Nirmal Verma | |
---|---|
Born |
Shimla, Himachal Pradesh, India |
3 April 1929
Died | 25 October 2005 New Delhi, India |
(aged 76)
Occupation | Novelist, writer, activist, translator |
Nirmal Verma (3 April 1929 – 25 October 2005) was a Hindi writer, novelist, activist and translator. He is credited as being one of the pioneers of the 'Nayi Kahani' (New Story) literary movement of Hindi literature, wherein his first collection of stories, Parinde (Birds) is considered its first signature.
In his career spanning five decades and various forms of literature, like story, travelogue and essays, he penned five novels, eight short-story collections and nine books of non-fiction, including essays and travelogues.
Nirmal Verma was born on 3 April 1929 in Shimla, where his father worked as an officer in the Civil and Serbices Department of the British Indian Government. He was the seventh child among his eight siblings. One of his brothers is one of India's greatest artists Ram Kumar.
He wrote his first story for a students' magazine in the early 1950s. He a completed a Masters of Arts in History from St. Stephen's College, Delhi University. Thereafter he started teaching in Delhi and writing for various literary magazines.

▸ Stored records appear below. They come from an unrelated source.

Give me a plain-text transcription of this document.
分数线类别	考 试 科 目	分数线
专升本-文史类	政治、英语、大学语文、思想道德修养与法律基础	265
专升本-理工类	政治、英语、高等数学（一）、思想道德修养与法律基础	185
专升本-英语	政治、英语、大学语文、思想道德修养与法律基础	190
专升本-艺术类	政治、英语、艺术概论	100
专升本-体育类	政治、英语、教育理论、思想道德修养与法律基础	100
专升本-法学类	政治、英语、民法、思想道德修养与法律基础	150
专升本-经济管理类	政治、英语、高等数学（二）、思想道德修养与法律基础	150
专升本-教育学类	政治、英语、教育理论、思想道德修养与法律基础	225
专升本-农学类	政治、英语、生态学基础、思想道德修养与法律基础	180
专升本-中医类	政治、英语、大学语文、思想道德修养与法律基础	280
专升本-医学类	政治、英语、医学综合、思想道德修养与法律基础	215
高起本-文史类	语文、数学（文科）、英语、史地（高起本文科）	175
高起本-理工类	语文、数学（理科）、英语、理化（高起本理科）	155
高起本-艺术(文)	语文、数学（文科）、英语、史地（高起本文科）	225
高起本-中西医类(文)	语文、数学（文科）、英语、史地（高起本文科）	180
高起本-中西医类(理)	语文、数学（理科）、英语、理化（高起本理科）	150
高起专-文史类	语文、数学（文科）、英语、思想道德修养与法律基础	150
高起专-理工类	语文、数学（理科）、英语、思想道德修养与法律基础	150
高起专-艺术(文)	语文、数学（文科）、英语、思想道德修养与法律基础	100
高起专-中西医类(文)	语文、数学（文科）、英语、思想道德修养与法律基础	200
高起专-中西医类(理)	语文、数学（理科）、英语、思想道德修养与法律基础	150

His activism streak was visible even during his student days; in 1947–48, he regularly attended Mahatma Gandhiji's morning prayer meetings in Delhi, even though he was a card holding member of Communist Party of India, which he resigned in 1956, after Soviet invasion of Hungary. The very activism was soon to be reflected in his stories, which added a whole new dimension to the Indian literary scene.
He stayed in Prague for 10 years, where he was invited by Oriental Institute to initiate a program of translation of modern Czech writers like Karel Capek, Milan Kundera, and Bohumil Hrabal, to Hindi; he also learnt the Czech language, and translated nine world classics to Hindi, before returning home in 1968, as the result of Prague Spring.
During his stay in Prague he travelled widely across Europe, and the result was seven travelogues, including Cheeron Par Chandni (1962), Har Barish Mein (1970) and Dhund Se Uthti Dhun and his first novel, based on his student days in Prague, titled, "Ve Din" (Those Days) (1964). On his return from Prague, he was disillusioned by Communism and later became highly vocal against Indian Emergency, and an advocate for the Tibetan independence movement. His subsequent writing reflected his concerted relooking of Indian traditions, which he found to be innately modern, compared with external modernity reflected in the western viewpoints and cultural milieu, which were being imposed on Indian ethos, all around, so much so that later his views were confused as pro-Hindutva as well.